Karzai’s new Cabinet: reform but no clean sweep


KABUL (AP) — Facing huge pressure to reform, President Hamid Karzai is submitting a Cabinet lineup to Parliament on Saturday that keeps U.S. favorites in several posts critical to the war and reconstruction — a nod to American demands for trusted hands to help manage the conflict.

The new list also reflects Karzai’s need to serve a second master — political allies, including warlords, that kept him in power.

World leaders have threatened to hold back troops and development aid if Karzai does not cleanse his government of corruption and mismanagement.

But some Afghan lawmakers said the lineup looked too much like the existing one.

They said it signaled more of the same from a government which has been criticized as ineffective and corrupt. These lawmakers also expressed concern that a few of Karzai’s new nominees — they did not say whom — were chosen because of links to political bosses or warlords.

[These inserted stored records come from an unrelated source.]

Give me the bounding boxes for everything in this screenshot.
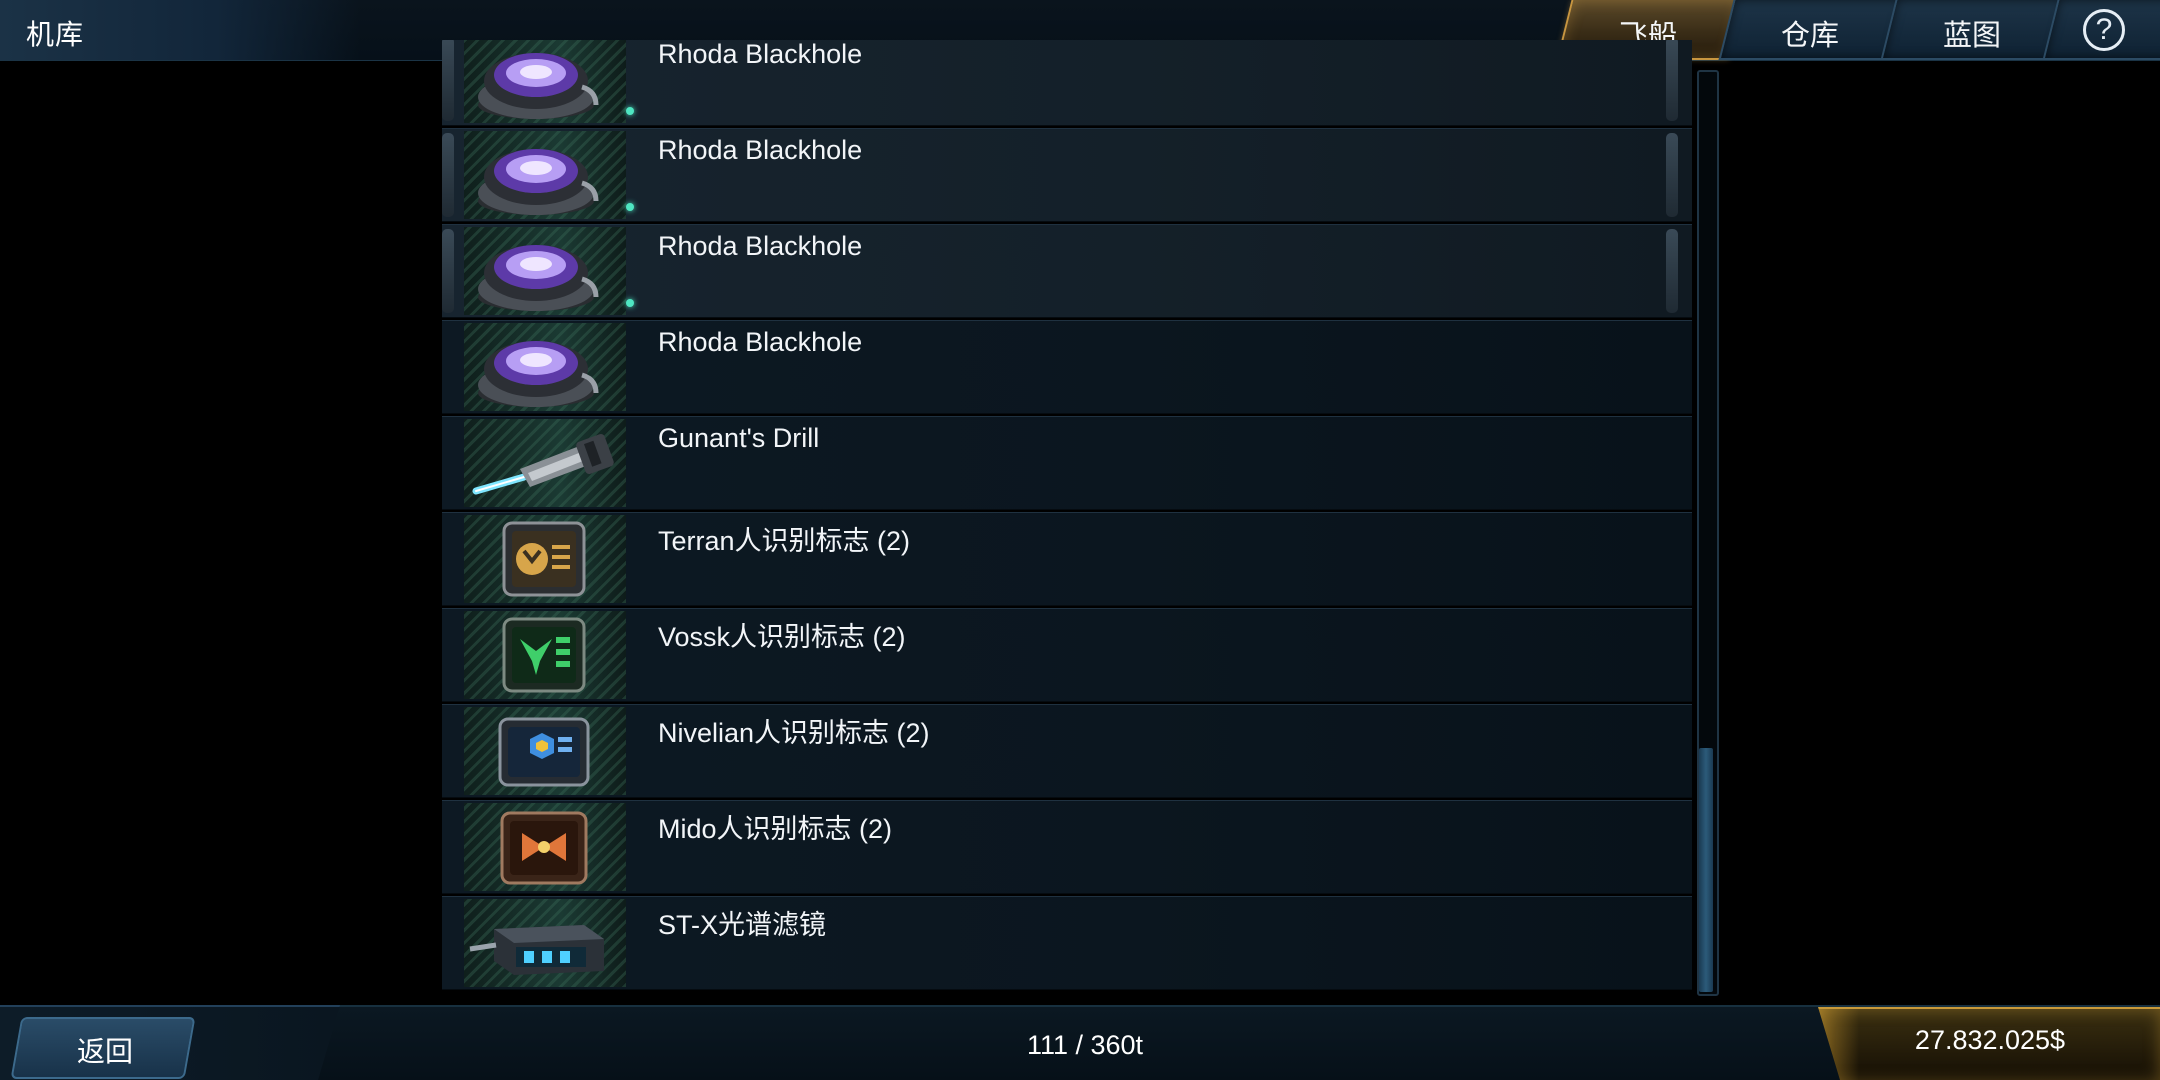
scrollbar-thumb[interactable] [1699, 748, 1713, 992]
blackhole-generator-icon [464, 131, 626, 219]
list-item[interactable]: Gunant's Drill [442, 416, 1692, 510]
equipped-indicator [626, 299, 634, 307]
vossk-id-card-icon [464, 611, 626, 699]
equipped-indicator [626, 203, 634, 211]
title-panel: 机库 [0, 0, 360, 60]
tab-storage[interactable] [1718, 0, 1906, 60]
back-button[interactable] [10, 1017, 196, 1079]
cargo-capacity: 111 / 360t [1026, 1030, 1144, 1060]
item-name: Gunant's Drill [658, 423, 820, 453]
item-name: Rhoda Blackhole [658, 231, 863, 261]
list-item[interactable]: Nivelian人识别标志 (2) [442, 704, 1692, 798]
credits-value: 27.832.025$ [1914, 1025, 2066, 1055]
list-item[interactable]: Rhoda Blackhole [442, 40, 1692, 126]
item-name: Rhoda Blackhole [658, 135, 863, 165]
terran-id-card-icon [464, 515, 626, 603]
mido-id-card-icon [464, 803, 626, 891]
list-item[interactable]: Terran人识别标志 (2) [442, 512, 1692, 606]
list-item[interactable]: Rhoda Blackhole [442, 320, 1692, 414]
hangar-screen: 机库 飞船 仓库 蓝图 ? Rhoda Blackhole Rhoda Blac… [0, 0, 2160, 1080]
item-list[interactable]: Rhoda Blackhole Rhoda Blackhole Rhoda Bl… [442, 40, 1692, 995]
blackhole-generator-icon [464, 323, 626, 411]
spectral-filter-icon [464, 899, 626, 987]
nivelian-id-card-icon [464, 707, 626, 795]
tab-blueprints[interactable] [1880, 0, 2068, 60]
list-item[interactable]: Mido人识别标志 (2) [442, 800, 1692, 894]
page-title: 机库 [26, 19, 85, 50]
item-name: Terran人识别标志 (2) [658, 526, 911, 556]
drill-icon [464, 419, 626, 507]
list-item[interactable]: Rhoda Blackhole [442, 128, 1692, 222]
item-name: Rhoda Blackhole [658, 40, 863, 69]
item-name: Mido人识别标志 (2) [658, 814, 893, 844]
item-name: Vossk人识别标志 (2) [658, 622, 906, 652]
equipped-indicator [626, 107, 634, 115]
list-item[interactable]: ST-X光谱滤镜 [442, 896, 1692, 990]
item-name: Rhoda Blackhole [658, 327, 863, 357]
help-button[interactable] [2042, 0, 2160, 60]
item-name: ST-X光谱滤镜 [658, 910, 827, 940]
item-name: Nivelian人识别标志 (2) [658, 718, 930, 748]
list-item[interactable]: Vossk人识别标志 (2) [442, 608, 1692, 702]
blackhole-generator-icon [464, 227, 626, 315]
blackhole-generator-icon [464, 40, 626, 123]
list-item[interactable]: Rhoda Blackhole [442, 224, 1692, 318]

Several of the new appointments have previous government experience and good educational credentials. It’s unclear, though, whether they will clean up the bribery and graft that has become business as usual in the government. As with Karzai’s first Cabinet, the new slate of proposed ministers is a collection of Western-educated Afghans and former mujahedeen or their nominees.

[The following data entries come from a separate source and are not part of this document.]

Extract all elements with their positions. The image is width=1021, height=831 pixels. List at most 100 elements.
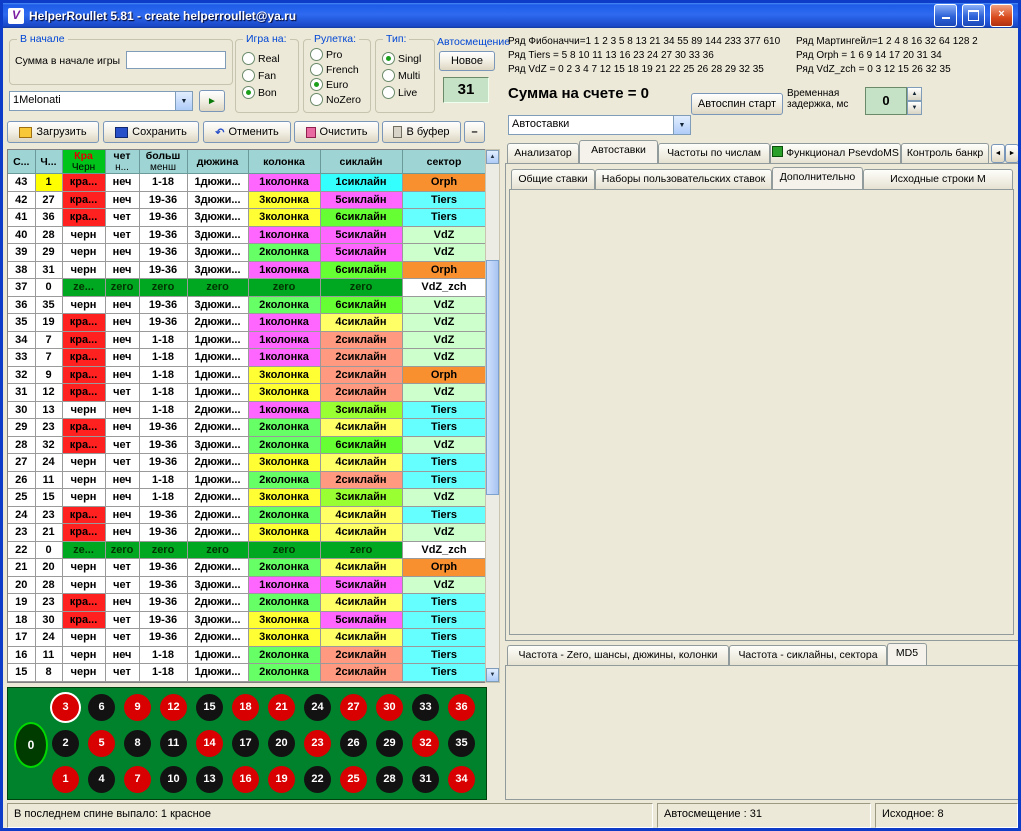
roulette-number[interactable]: 16 (232, 766, 259, 793)
table-row[interactable]: 4136кра...чет19-363дюжи...3колонка6сикла… (8, 209, 486, 227)
radio-fan[interactable]: Fan (242, 67, 276, 85)
roulette-number[interactable]: 17 (232, 730, 259, 757)
column-header[interactable]: КраЧерн (62, 150, 105, 174)
table-row[interactable]: 2724чернчет19-362дюжи...3колонка4сиклайн… (8, 454, 486, 472)
table-row[interactable]: 2423кра...неч19-362дюжи...2колонка4сикла… (8, 506, 486, 524)
tab-number-frequency[interactable]: Частоты по числам (658, 143, 770, 163)
scroll-up-icon[interactable]: ▲ (486, 150, 499, 164)
tab-psevdoms[interactable]: Функционал PsevdoMS (770, 143, 901, 163)
roulette-zero[interactable]: 0 (14, 722, 48, 768)
table-row[interactable]: 158чернчет1-181дюжи...2колонка2сиклайнTi… (8, 664, 486, 682)
roulette-number[interactable]: 32 (412, 730, 439, 757)
table-row[interactable]: 220ze...zerozerozerozerozeroVdZ_zch (8, 541, 486, 559)
maximize-button[interactable] (962, 4, 985, 27)
table-row[interactable]: 4227кра...неч19-363дюжи...3колонка5сикла… (8, 191, 486, 209)
roulette-number[interactable]: 19 (268, 766, 295, 793)
tab-bankroll-control[interactable]: Контроль банкр (901, 143, 989, 163)
table-row[interactable]: 2028чернчет19-363дюжи...1колонка5сиклайн… (8, 576, 486, 594)
table-row[interactable]: 2321кра...неч19-362дюжи...3колонка4сикла… (8, 524, 486, 542)
tab-source-strings[interactable]: Исходные строки М (863, 169, 1013, 189)
scroll-down-icon[interactable]: ▼ (486, 668, 499, 682)
table-row[interactable]: 347кра...неч1-181дюжи...1колонка2сиклайн… (8, 331, 486, 349)
start-sum-input[interactable] (126, 51, 226, 69)
roulette-number[interactable]: 23 (304, 730, 331, 757)
tab-md5[interactable]: MD5 (887, 643, 927, 665)
table-row[interactable]: 2923кра...неч19-362дюжи...2колонка4сикла… (8, 419, 486, 437)
roulette-number[interactable]: 30 (376, 694, 403, 721)
column-header[interactable]: дюжина (187, 150, 248, 174)
minimize-button[interactable] (934, 4, 957, 27)
radio-multi[interactable]: Multi (382, 67, 420, 85)
close-button[interactable]: × (990, 4, 1013, 27)
roulette-number[interactable]: 15 (196, 694, 223, 721)
chevron-down-icon[interactable]: ▼ (175, 92, 192, 110)
roulette-number[interactable]: 6 (88, 694, 115, 721)
roulette-number[interactable]: 28 (376, 766, 403, 793)
play-button[interactable]: ► (199, 90, 225, 112)
roulette-number[interactable]: 7 (124, 766, 151, 793)
tab-analyzer[interactable]: Анализатор (507, 143, 579, 163)
table-row[interactable]: 329кра...неч1-181дюжи...3колонка2сиклайн… (8, 366, 486, 384)
column-header[interactable]: сиклайн (320, 150, 402, 174)
roulette-number[interactable]: 21 (268, 694, 295, 721)
roulette-number[interactable]: 25 (340, 766, 367, 793)
collapse-button[interactable]: – (464, 121, 485, 143)
column-header[interactable]: четн... (105, 150, 139, 174)
profile-combo[interactable]: 1Melonati ▼ (9, 91, 193, 111)
roulette-number[interactable]: 20 (268, 730, 295, 757)
table-row[interactable]: 3635черннеч19-363дюжи...2колонка6сиклайн… (8, 296, 486, 314)
spin-down-icon[interactable]: ▼ (907, 101, 922, 115)
table-row[interactable]: 3519кра...неч19-362дюжи...1колонка4сикла… (8, 314, 486, 332)
table-row[interactable]: 1611черннеч1-181дюжи...2колонка2сиклайнT… (8, 646, 486, 664)
roulette-number[interactable]: 35 (448, 730, 475, 757)
roulette-number[interactable]: 14 (196, 730, 223, 757)
table-row[interactable]: 370ze...zerozerozerozerozeroVdZ_zch (8, 279, 486, 297)
radio-real[interactable]: Real (242, 50, 280, 68)
tab-scroll-right-icon[interactable]: ► (1005, 144, 1019, 163)
column-header[interactable]: С... (8, 150, 35, 174)
table-row[interactable]: 2611черннеч1-181дюжи...2колонка2сиклайнT… (8, 471, 486, 489)
roulette-number[interactable]: 22 (304, 766, 331, 793)
radio-bon[interactable]: Bon (242, 84, 277, 102)
tab-autobets[interactable]: Автоставки (579, 140, 658, 163)
clear-button[interactable]: Очистить (294, 121, 379, 143)
roulette-number[interactable]: 31 (412, 766, 439, 793)
tab-freq-zero-chances[interactable]: Частота - Zero, шансы, дюжины, колонки (507, 645, 729, 665)
roulette-number[interactable]: 11 (160, 730, 187, 757)
tab-common-bets[interactable]: Общие ставки (511, 169, 595, 189)
tab-extra[interactable]: Дополнительно (772, 167, 863, 189)
chevron-down-icon[interactable]: ▼ (673, 116, 690, 134)
to-buffer-button[interactable]: В буфер (382, 121, 461, 143)
column-header[interactable]: большменш (139, 150, 187, 174)
roulette-number[interactable]: 1 (52, 766, 79, 793)
table-row[interactable]: 4028чернчет19-363дюжи...1колонка5сиклайн… (8, 226, 486, 244)
column-header[interactable]: Ч... (35, 150, 62, 174)
tab-user-bet-sets[interactable]: Наборы пользовательских ставок (595, 169, 772, 189)
table-row[interactable]: 3013черннеч1-182дюжи...1колонка3сиклайнT… (8, 401, 486, 419)
save-button[interactable]: Сохранить (103, 121, 199, 143)
roulette-number[interactable]: 24 (304, 694, 331, 721)
roulette-number[interactable]: 4 (88, 766, 115, 793)
delay-spinner[interactable]: 0 ▲▼ (865, 87, 922, 115)
tab-scroll-left-icon[interactable]: ◄ (991, 144, 1005, 163)
autobets-combo[interactable]: Автоставки ▼ (508, 115, 691, 135)
roulette-number[interactable]: 27 (340, 694, 367, 721)
tab-freq-sixlines-sectors[interactable]: Частота - сиклайны, сектора (729, 645, 887, 665)
table-row[interactable]: 337кра...неч1-181дюжи...1колонка2сиклайн… (8, 349, 486, 367)
roulette-number[interactable]: 8 (124, 730, 151, 757)
roulette-number[interactable]: 10 (160, 766, 187, 793)
radio-live[interactable]: Live (382, 84, 417, 102)
roulette-number[interactable]: 5 (88, 730, 115, 757)
column-header[interactable]: сектор (402, 150, 486, 174)
roulette-number[interactable]: 9 (124, 694, 151, 721)
autospin-start-button[interactable]: Автоспин старт (691, 93, 783, 115)
roulette-number[interactable]: 13 (196, 766, 223, 793)
table-row[interactable]: 431кра...неч1-181дюжи...1колонка1сиклайн… (8, 174, 486, 192)
table-row[interactable]: 2832кра...чет19-363дюжи...2колонка6сикла… (8, 436, 486, 454)
table-row[interactable]: 1724чернчет19-362дюжи...3колонка4сиклайн… (8, 629, 486, 647)
roulette-number[interactable]: 12 (160, 694, 187, 721)
roulette-number[interactable]: 34 (448, 766, 475, 793)
roulette-number[interactable]: 36 (448, 694, 475, 721)
table-row[interactable]: 3929черннеч19-363дюжи...2колонка5сиклайн… (8, 244, 486, 262)
undo-button[interactable]: ↶Отменить (203, 121, 291, 143)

“Nothing has changed,” said Mirahmad Joyanda, a member of parliament from Kabul.

He and other members of parliament point to Karzai’s decision to retain Water and Energy Minister Ismail Khan, a notorious warlord who holds political sway in the Herat region of western Afghanistan. Human Rights Watch has accused Khan of war crimes during Afghanistan’s past quarter-century of conflict.

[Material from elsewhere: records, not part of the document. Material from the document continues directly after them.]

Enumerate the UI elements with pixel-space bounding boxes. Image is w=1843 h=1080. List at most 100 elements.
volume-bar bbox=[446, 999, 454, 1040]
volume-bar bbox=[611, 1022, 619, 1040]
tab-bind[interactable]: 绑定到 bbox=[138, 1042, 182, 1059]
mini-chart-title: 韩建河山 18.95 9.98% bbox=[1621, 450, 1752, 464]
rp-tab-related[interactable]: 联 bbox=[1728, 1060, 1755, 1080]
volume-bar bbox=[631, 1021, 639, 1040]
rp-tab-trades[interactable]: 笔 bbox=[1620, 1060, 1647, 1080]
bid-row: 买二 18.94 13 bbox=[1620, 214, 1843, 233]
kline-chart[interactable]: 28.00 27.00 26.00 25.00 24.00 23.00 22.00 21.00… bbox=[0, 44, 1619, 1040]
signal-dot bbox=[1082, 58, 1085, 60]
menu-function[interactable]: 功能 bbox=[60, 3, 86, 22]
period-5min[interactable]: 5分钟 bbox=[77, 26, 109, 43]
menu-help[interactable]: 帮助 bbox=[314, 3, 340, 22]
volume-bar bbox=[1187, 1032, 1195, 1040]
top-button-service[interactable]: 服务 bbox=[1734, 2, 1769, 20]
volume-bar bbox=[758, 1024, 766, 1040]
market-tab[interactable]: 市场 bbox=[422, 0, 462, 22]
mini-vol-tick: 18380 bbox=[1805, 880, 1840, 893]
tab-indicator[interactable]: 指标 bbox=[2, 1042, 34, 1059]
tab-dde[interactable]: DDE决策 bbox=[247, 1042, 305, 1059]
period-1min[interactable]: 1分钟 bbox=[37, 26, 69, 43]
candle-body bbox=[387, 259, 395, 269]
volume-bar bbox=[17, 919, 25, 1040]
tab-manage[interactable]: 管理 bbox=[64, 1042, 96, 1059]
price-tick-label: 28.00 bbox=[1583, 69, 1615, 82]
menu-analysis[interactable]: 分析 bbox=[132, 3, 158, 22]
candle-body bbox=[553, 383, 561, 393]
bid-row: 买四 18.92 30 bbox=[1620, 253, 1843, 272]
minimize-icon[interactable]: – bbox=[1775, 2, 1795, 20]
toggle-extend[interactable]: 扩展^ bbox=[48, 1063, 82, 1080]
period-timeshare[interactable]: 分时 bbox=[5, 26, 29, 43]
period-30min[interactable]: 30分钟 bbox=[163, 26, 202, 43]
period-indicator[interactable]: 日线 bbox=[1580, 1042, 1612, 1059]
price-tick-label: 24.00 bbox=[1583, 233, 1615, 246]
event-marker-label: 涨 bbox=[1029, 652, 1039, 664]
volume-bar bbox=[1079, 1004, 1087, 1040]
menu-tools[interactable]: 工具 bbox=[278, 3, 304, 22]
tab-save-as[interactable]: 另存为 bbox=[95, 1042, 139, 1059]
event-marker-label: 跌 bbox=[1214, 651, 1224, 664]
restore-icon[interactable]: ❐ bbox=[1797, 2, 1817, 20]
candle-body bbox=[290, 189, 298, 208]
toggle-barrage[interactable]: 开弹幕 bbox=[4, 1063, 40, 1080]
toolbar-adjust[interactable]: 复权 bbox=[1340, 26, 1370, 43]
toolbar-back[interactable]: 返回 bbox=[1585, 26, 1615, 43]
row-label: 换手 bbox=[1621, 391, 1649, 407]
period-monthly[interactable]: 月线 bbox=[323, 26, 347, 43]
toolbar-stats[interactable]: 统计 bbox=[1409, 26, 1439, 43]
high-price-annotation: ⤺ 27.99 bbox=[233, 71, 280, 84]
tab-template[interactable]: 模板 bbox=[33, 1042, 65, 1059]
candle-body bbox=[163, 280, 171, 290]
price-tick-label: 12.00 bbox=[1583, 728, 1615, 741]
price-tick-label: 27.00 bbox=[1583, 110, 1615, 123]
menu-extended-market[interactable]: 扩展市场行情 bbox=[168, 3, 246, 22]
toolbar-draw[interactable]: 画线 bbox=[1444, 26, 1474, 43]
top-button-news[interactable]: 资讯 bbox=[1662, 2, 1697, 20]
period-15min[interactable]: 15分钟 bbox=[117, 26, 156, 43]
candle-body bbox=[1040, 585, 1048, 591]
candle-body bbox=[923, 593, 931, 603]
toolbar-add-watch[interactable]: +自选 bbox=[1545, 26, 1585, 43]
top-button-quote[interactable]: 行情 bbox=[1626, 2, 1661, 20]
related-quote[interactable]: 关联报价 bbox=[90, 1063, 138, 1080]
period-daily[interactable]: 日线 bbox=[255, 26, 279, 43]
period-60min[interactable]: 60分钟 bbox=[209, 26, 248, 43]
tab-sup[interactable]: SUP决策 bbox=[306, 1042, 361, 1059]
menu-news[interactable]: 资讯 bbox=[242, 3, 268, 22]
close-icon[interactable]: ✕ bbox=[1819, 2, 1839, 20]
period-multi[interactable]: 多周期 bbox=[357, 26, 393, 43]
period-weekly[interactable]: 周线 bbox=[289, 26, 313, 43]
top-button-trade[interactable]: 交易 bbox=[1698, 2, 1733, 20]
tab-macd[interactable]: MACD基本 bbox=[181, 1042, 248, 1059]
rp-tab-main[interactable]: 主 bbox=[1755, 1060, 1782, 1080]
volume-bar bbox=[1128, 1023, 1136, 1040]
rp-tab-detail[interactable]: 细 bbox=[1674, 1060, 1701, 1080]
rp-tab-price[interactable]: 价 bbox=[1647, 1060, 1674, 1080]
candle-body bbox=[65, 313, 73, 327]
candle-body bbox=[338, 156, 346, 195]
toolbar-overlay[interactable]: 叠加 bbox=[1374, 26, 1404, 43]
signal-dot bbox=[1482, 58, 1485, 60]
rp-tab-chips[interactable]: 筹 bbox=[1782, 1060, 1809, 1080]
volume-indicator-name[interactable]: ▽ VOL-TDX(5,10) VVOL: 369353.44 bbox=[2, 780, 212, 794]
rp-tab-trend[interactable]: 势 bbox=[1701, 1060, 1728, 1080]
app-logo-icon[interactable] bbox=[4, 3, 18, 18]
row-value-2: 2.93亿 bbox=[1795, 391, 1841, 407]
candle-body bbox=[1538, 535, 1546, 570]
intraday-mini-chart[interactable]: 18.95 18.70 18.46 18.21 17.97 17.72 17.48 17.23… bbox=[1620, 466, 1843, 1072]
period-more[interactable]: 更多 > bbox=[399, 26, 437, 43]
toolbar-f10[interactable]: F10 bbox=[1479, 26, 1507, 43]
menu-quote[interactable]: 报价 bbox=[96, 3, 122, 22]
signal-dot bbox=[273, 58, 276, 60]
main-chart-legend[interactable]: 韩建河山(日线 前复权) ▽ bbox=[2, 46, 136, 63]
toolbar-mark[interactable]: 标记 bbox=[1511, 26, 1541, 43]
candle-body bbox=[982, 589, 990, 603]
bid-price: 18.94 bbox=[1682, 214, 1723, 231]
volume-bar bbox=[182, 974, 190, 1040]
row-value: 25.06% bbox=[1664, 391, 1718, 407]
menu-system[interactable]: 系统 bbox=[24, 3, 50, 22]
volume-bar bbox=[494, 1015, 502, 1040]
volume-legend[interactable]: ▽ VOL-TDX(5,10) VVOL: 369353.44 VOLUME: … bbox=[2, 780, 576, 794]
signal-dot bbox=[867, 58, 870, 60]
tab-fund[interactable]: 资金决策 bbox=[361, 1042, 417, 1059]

Joyanda was at the presidential palace on Thursday when Karzai spoke to about 100 lawmakers about various issues, including his Cabinet picks. When he heard the names, Joyanda said he became discouraged and walked out of the meeting.

“Nothing is new,” he said. “Half of the Cabinet remains. The other half is introduced by warlords.”

According to the list, however, Karzai wants to jettison the heads of two ministries embroiled in corruption probes.

Karzai wants to replace Muhammad Ibrahim Adel, the current minister of mines. Earlier this month, two U.S. officials in Washington alleged that Adel took a $20 million bribe to steer a $3 billion copper mining project to a Chinese company. The minister denied taking any bribes, saying the agreement was approved by the Cabinet and that Karzai was also aware of it.

The president also wants to replace Sediq Chakari, who heads the Ministry of Hajj and Mosque. Allegations surfaced recently that money was pocketed at the ministry. Chakari, who has denied involvement, said two of his employees were being investigated in connection with missing money.

Including Khan, Karzai wants to keep 12 of his 25 ministers in their jobs for now, according to three Afghan government officials, who divulged the list to The Associated Press on Friday on condition of anonymity because it had not been formally announced.

They said Karzai wants to retain the minister of foreign affairs and the ministers of defense and interior, which oversee the Afghan army and police. Karzai’s proposed Cabinet list also includes the current ministers of finance, public health and agriculture, which receive billions of dollars in international aid.

A senior international official in Kabul, who spoke on condition of anonymity because he was not authorized to comment on the Cabinet, said the diplomatic and aid communities likely would react positively to Karzai’s decision to retain these six key members of the Cabinet.

Karzai also wants the ministers of justice, education, women’s affairs, communications and counternarcotics to stay on the job, the Afghan government officials said.

The U.S. Embassy in Kabul withheld comment.

“We’re awaiting an official announcement and want to see that the nominations put forward reflect President Karzai’s stated commitment to good governance and integrity and professionalism within his Cabinet,” U.S. Embassy spokeswoman Caitlin Hayden said.

That was the promise Karzai made when he was sworn in for a second term last month following a fraud-tainted presidential election.

“The ministers of Afghanistan must possess integrity and be professionals serving the nation,” Karzai said.

His image suggested otherwise. Standing at Karzai’s side on that day were his two vice presidents — Mohammad Qasim Fahim and Karim Khalili — both former warlords widely believed to have looted Afghanistan for years. Karzai likely put them on his ticket to win votes from their minority ethnic communities.

Parwin Durani, a member of parliament, estimated that a third of the lawmakers at the palace meeting were unhappy that Karzai’s list did not include more new faces.

She said Karzai told the lawmakers that while they had the power to seat the Cabinet, he would face pressure from the international community if they rejected certain nominees. Durani also said Karzai indicated that he might change some ministers in three months, which would be after an international conference on the way forward in Afghanistan being held Jan. 28 in London.